Кроме того, олимпийская воительница проявила поразительную живость на ложе.

В совершенном изнеможении лежал Парис, когда в комнату вошла Афродита.

Ладненькая, небольшая стройная ведунья несомненно была хороша. Но ее красота была лишена какой бы то ни было пикантности, которая всегда является результатом некоего пусть небольшого, но оригинального отступления от канона.

Афродита же была слишком совершенной.

– Ну, ты, я вижу, не сможешь уделить мне того же внимания, что Гере и Афине? – спросила она.

– Боюсь, ты права, богиня.

Афродита чему-то таинственно усмехнулась.

– А что, они, наверное, не только были неплохи на ложе, но и обещали что-то тебе?

– Ты права, богиня. Обещали. Гера успехи в царствовании, Афина успехи в бою. Но, поверь, не эти обещания кружили мне голову, а их божественные ласки.

– А теперь ты не в силах воспринимать ласки мои?

– Увы, это так.

– Но тебе ведь хочется познать ласки богини любви?

– Да.

– Тогда я тебя кое-чему научу. В отличие от Геры и Афины, которые обещают нечто, чего нельзя проверить немедленно, не затевать же для этого войну, или захват трона прямо сейчас, я подарю тебе вещь осязаемую.
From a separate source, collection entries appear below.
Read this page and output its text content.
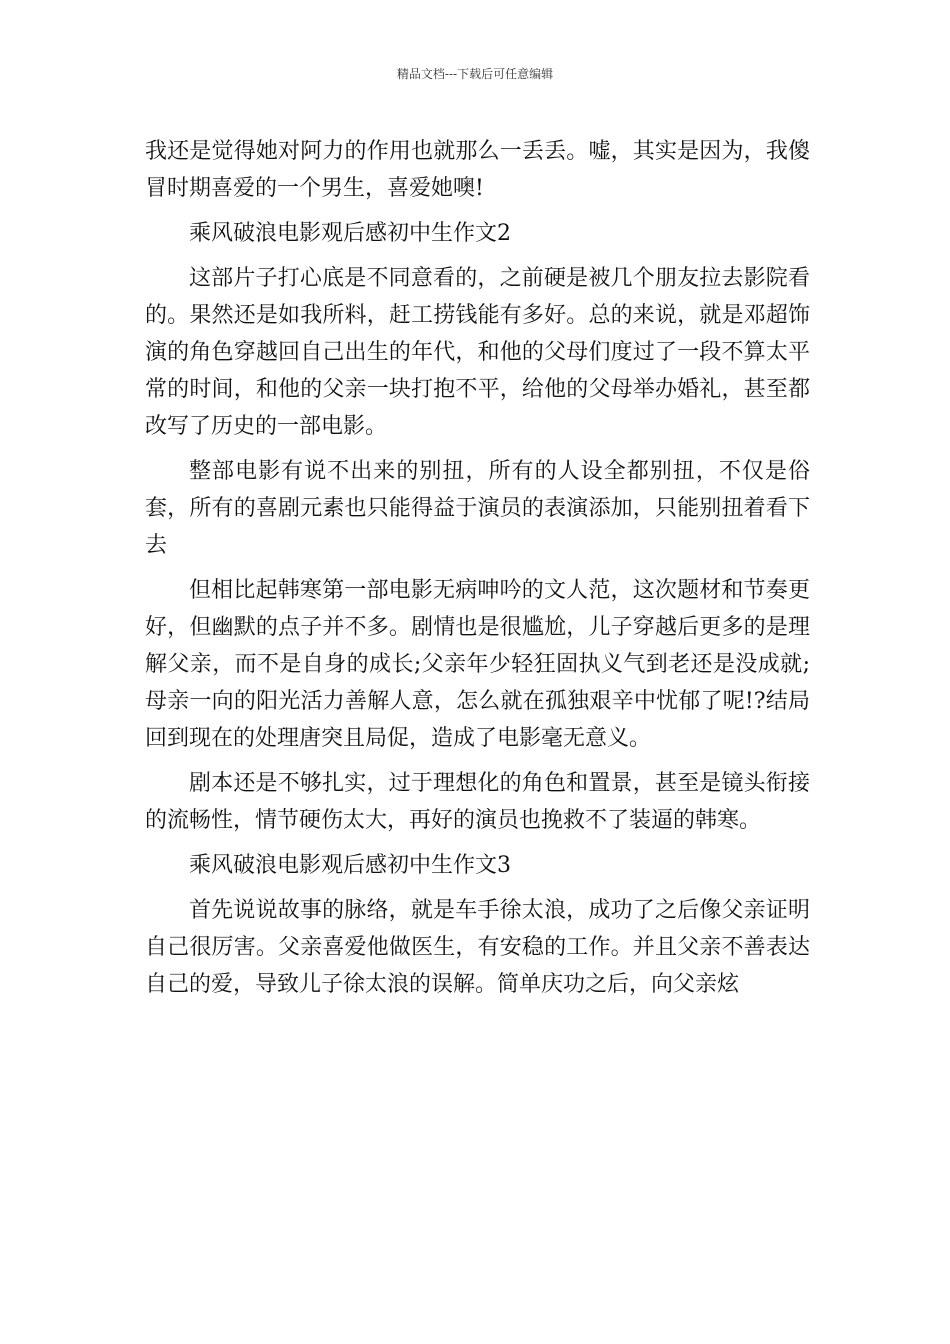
精品文档---下载后可任意编辑

我还是觉得她对阿力的作用也就那么一丢丢。嘘，其实是因为，我傻冒时期喜爱的一个男生，喜爱她噢!

乘风破浪电影观后感初中生作文2

这部片子打心底是不同意看的，之前硬是被几个朋友拉去影院看的。果然还是如我所料，赶工捞钱能有多好。总的来说，就是邓超饰演的角色穿越回自己出生的年代，和他的父母们度过了一段不算太平常的时间，和他的父亲一块打抱不平，给他的父母举办婚礼，甚至都改写了历史的一部电影。

整部电影有说不出来的别扭，所有的人设全都别扭，不仅是俗套，所有的喜剧元素也只能得益于演员的表演添加，只能别扭着看下去

但相比起韩寒第一部电影无病呻吟的文人范，这次题材和节奏更好，但幽默的点子并不多。剧情也是很尴尬，儿子穿越后更多的是理解父亲，而不是自身的成长;父亲年少轻狂固执义气到老还是没成就;母亲一向的阳光活力善解人意，怎么就在孤独艰辛中忧郁了呢!?结局回到现在的处理唐突且局促，造成了电影毫无意义。

剧本还是不够扎实，过于理想化的角色和置景，甚至是镜头衔接的流畅性，情节硬伤太大，再好的演员也挽救不了装逼的韩寒。

乘风破浪电影观后感初中生作文3

首先说说故事的脉络，就是车手徐太浪，成功了之后像父亲证明自己很厉害。父亲喜爱他做医生，有安稳的工作。并且父亲不善表达自己的爱，导致儿子徐太浪的误解。简单庆功之后，向父亲炫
И она достала из-под груды сваленной одежды пару флаконов.

– Чего-то долго этот красавчик задержался с Афродитой, – сказала Гера, кутаясь в легкую накидку. – Этак мы замерзнем тут, его дожидаясь.

– Да, не ожидала я, что его еще на что-то хватит.

– Я не ожидала, что его хватит даже на тебя, – сказала Гера.

– Нет, мамочка, хватило и даже очень.

– Да, ты у нас известная попрыгунья, доченька.

Они рассмеялись.

– Жаль, что он был с нами поодиночке, – сказала Афина.

– Жаль, но и так неплохо, – ответила Гера.

– Вот с этими волшебными средствами ты сможешь покорить любую женщину. И она пойдет за тобой, куда угодно, – сказала Афродита, окончательно иссушив Париса в любовных играх. – Ну, как, кто все же самая красивая?

– Ты, богиня! Но теперь я не смогу смотреть ни на кого другого. После того, что испытал с тобой.

– Сможешь, царевич, сможешь. Есть тут у меня на примете одна красавица.

Легенда гласит, что Парис выбрал в итоге Афродиту.

И это правильно передает суть событий.

Однако, и вполне естественная досада Геры и Афины, и суть приемов, которыми достигла победы Афродита, переданы слишком схематично.

Не примитивной ссорой трех пресыщенных дамочек объясняются дальнейшие события, сыгравшие такое важное значение на дальних подступах к Троянской войне.

Глава 10. Свои остаются у себя

Черное море, Понт Эвксинский плескалось у ног. С небольшого белого обрыва было далеко видно, и расстилающаяся перед глазами гладь казалась ослепительно синей.

– Не хочется уходить отсюда, – сказал Перун.

– Желаешь повторить путь Зевса? – усмехнулся Сварог.

– Нет, отец, – смутился Перун. – Но, согласись, красиво ведь. Правда?

– Правда, сынок, правда. Но, запомни, на такие красивые места всегда слишком много желающих. А надо ли нам иметь возможность наслаждаться ими, но за это постоянно держать меч обнаженным?

– Я ведь бог войны. Мне не тяжело держать меч обнаженным.

– Ошибаешься, сын. Ошибаешься. Настоящий бог войны должен уметь побеждать. Быстро, с малыми потерями. А лучше вообще побеждать без войны. Вот тогда это действительно Бог. А иначе он просто глупый драчун. Ибо для того, чтобы постоянно держать меч обнаженным не надо быть Богом.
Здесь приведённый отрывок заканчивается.